Pdt. Dr. ANDREAS YEWANGOE KRITIK PERAYAAN RABU ABU DAN KAMIS PUTIH

Mantan ketua umum Persekutuan Gereja-gereja di Indonesia (PGI) Pdt. Dr. Andreas Yewangoe mengaku prihatin dengan kecenderungan gereja-gereja Reformasi yang suka meniru tradisi-tradisi tertentu dalam gereja tanpa memahami dengan benar apa latar belakangnya. Ia mencontohkan  perayaan Rabu Abu dan Kamis Putih yang dewasa ini menjadi trend, diwartakan di sinodegmit.or.id.

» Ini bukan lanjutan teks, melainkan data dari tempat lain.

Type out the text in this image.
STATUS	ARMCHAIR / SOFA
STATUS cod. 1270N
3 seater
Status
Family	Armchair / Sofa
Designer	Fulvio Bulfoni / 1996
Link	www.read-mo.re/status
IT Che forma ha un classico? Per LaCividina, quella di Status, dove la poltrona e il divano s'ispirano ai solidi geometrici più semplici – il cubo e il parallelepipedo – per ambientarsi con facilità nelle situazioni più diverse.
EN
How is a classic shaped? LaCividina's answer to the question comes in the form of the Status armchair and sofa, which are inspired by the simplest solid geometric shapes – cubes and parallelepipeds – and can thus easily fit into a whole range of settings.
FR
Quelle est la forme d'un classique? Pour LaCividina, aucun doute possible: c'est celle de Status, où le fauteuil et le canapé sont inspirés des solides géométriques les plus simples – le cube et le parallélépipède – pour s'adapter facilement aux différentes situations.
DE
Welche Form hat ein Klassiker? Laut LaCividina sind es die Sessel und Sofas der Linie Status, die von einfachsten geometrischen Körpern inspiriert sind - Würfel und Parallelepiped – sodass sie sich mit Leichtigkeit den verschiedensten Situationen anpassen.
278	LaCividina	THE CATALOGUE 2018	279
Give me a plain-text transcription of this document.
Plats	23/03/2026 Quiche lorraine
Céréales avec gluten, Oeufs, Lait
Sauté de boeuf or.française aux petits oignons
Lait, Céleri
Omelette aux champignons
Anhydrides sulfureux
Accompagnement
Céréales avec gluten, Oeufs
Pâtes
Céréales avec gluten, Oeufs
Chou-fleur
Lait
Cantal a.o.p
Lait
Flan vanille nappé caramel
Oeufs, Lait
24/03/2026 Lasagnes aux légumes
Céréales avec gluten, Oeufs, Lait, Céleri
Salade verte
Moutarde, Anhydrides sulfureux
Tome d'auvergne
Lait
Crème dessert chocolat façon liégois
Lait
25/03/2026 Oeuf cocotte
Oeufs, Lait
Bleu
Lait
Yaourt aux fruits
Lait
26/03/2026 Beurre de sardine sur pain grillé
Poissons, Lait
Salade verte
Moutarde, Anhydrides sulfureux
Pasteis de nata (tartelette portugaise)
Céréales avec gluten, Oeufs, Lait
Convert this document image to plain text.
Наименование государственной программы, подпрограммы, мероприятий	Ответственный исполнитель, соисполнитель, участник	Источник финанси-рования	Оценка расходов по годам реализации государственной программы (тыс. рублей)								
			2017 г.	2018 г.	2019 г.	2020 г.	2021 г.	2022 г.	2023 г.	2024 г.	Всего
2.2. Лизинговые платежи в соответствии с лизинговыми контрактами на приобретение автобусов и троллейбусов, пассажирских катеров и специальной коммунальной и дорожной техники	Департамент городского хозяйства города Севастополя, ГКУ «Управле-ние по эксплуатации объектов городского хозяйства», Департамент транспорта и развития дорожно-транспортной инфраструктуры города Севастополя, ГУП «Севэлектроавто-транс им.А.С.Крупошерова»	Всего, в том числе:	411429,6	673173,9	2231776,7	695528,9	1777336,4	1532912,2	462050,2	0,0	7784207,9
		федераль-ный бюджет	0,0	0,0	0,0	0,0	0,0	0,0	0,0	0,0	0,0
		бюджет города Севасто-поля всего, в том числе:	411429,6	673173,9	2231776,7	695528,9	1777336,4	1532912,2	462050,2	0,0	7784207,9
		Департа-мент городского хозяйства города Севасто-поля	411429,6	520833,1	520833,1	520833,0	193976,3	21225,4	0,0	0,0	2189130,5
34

 “Ada hal-hal yang kita tiru tapi kita tidak tahu latar belakangnya. Misalnya perayaan Rabu Abu dan Kamis Putih. Yang sebenarnya menurut tradisi gereja-gereja reformasi itu sudah dilakukan oleh Kristus. Sehingga tidak usah lagi di ulang-ulangi oleh kita. Ini kecenderungan yang bukan hanya di Kupang tapi juga hampir di seluruh Indonesia. Atau ada juga yang kalau meninggal, kita minta supaya ia juga berdo’a bagi kita di “sana”. Ini omong kosong besar. Nggak ada. Ini kita tiru-tiru saja. Ini sudah dihapuskan. Kita berpegang pada semboyan “ecclesia reformata semper reformanda est” tapi kita sama sekali tidak tereformasi di sini,” ungkap Pdt. Yewangoe.
 Pernyataan kristis itu disampaikannya pada seminar menyongsong perayaan Paskah yang diselenggarakan oleh Universitas Kristen Artha Wacana (UKAW)-Kupang, Senin, 10/4-2017. Selain Pdt. Andreas Yewangoe, kegiatan ini juga menghadirkan dua pembicara lain yakni: Daniel Tagu Dedo, mantan Dirut Bank NTT dan Pdt. Mesakh Dethan, Ph.D. Pada kesempatan ini, Pdt. Yewangoe yang juga mantan rektor UKAW mempertanyakan praktik simbolisasi agama berupa pemancangan tiang-tiang salib di segala sudut kota Kupang.
 “Bagi saya menarik akhir-akhir ini di Kupang orang tanam salib di mana-mana, tiga salib itu, iya kan? Dulu saya belum lihat. Apakah ini sebuah keinsyafan baru bahwa budaya kehidupan sedang disebarkan atau hanya ikut-ikutan saja sebagaimana dilakukan oleh Gereja Katolik?” kritik Pdt. Yewangoe.